John Garlington

No. 50
- Position: Linebacker

Personal information
- Born: June 5, 1946 Jonesboro, Louisiana, U.S.
- Died: February 10, 2000 (aged 53) Mill Creek, Louisiana, U.S.
- Listed height: 6 ft 1 in (1.85 m)
- Listed weight: 218 lb (99 kg)

Career information
- High school: Jonesboro-Hodge
- College: LSU
- NFL draft: 1968: 2nd round, 47th overall pick

Career history
- Cleveland Browns (1968–1977);

Awards and highlights
- First-team All-American (1967); 2× First-team All-SEC (1966, 1967);

Career NFL statistics
- Fumble recoveries: 8
- Interceptions: 9
- Sacks: 7
- Stats at Pro Football Reference

= John Garlington =

American football player (1946–2000)

John M. Garlington (June 5, 1946 – February 10, 2000) was an American professional football linebacker who played for the Cleveland Browns of the National Football League (NFL).

==Early life==
Garlington was born in Jonesboro, Louisiana and graduated from Jonesboro-Hodge High School in Jonesboro. in 1964. He was a star college athlete at Louisiana State University. At LSU, he was a 1967 Kodak/American Football Coaches Association All-American pick. He was also a First-team All-SEC pick in 1966 by the Associated Press and in 1967 by both the AP and United Press International. He was described as an "Incredible athlete whose talents typified his play and teamwork. Had excellent speed and lateral pursuit. Opponents were timid when it came to attacking his side of the defensive line. Even with his size, he was a speed merchant. In the 1966 Rice encounter, John picked off an errant pass and returned it 42 yards for a touchdown."

== Professional career==
Garlington was drafted by the Cleveland Browns in the second round (47th overall) of the 1968 NFL/AFL draft. He played ten seasons with the Cleveland Browns, from 1968 until 1977.

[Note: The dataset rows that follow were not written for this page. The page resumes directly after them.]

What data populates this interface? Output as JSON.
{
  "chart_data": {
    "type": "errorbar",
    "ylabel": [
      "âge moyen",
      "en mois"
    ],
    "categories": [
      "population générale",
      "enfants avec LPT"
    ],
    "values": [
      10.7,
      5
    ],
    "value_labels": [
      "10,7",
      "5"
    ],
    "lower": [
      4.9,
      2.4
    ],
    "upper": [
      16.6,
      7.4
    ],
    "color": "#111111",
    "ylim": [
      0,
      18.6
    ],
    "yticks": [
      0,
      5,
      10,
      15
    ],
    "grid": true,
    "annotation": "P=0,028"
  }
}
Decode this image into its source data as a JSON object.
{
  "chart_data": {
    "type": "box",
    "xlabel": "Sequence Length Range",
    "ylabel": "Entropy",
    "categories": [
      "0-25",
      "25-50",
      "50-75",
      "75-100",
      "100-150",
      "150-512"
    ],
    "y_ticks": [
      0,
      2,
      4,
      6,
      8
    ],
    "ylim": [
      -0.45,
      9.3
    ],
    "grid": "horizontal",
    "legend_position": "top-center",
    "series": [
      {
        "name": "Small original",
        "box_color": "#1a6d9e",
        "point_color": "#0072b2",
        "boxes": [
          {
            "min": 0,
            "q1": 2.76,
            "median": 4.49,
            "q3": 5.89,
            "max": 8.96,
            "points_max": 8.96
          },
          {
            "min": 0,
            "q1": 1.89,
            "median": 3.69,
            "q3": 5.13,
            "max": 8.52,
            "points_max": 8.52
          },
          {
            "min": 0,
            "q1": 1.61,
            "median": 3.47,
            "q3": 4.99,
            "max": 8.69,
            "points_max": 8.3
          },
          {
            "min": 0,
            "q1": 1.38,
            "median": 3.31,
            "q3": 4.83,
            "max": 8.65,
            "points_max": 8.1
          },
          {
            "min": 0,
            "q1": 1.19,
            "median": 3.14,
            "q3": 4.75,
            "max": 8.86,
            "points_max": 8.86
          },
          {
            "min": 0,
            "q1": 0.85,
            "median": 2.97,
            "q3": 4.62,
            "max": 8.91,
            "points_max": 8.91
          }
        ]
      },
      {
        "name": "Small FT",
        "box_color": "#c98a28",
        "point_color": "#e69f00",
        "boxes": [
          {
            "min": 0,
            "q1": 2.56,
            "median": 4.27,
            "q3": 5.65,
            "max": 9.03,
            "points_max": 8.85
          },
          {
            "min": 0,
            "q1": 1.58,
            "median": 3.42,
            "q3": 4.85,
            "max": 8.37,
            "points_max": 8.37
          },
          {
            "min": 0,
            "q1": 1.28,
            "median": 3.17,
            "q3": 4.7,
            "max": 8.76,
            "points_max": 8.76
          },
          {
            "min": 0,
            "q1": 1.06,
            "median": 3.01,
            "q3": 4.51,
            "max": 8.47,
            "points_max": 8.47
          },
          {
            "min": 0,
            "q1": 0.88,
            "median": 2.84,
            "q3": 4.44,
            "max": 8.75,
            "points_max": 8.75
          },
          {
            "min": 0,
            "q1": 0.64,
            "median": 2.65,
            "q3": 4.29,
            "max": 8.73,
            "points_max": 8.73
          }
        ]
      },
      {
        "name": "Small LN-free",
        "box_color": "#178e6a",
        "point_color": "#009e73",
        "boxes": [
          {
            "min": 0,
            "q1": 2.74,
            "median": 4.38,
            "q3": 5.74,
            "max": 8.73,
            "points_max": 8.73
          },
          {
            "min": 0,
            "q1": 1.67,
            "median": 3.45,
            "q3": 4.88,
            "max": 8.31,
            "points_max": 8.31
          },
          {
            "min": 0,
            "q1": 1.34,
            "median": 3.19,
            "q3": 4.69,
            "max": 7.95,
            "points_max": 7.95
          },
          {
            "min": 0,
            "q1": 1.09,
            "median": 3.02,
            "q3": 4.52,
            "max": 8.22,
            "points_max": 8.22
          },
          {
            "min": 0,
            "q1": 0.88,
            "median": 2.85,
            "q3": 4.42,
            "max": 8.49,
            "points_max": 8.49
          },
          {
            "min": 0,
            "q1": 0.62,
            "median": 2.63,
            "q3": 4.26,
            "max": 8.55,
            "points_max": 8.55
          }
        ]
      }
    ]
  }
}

==Law enforcement career==
After leaving professional football, Garlington worked, from 1986, as a Wildlife Enforcement Agent (game warden) with the Louisiana Department of Wildlife & Fisheries - Enforcement Division. He was promoted to the rank of Captain, in 1998, and was the commander of the department's Region 1 office near Shreveport, Louisiana. Prior to assuming command of Region 1, Garlington held the rank of Sergeant, and was assigned to the department's Statewide Strike Force. Garlington died in the line of duty, from drowning, while investigating a poaching complaint near his home on the Mill Creek Reservoir near Saline, LA in Bienville Parish. He had been on the force for 14 years. Garlington was survived by his wife Karon Garlington, and son Seth Garlington.

He is buried at the Ebenezer Cemetery off Louisiana Highway 508 in Bienville Parish. His son, Jonesboro police officer John Moses Garlington, was interred at this same cemetery in the spring of 1994.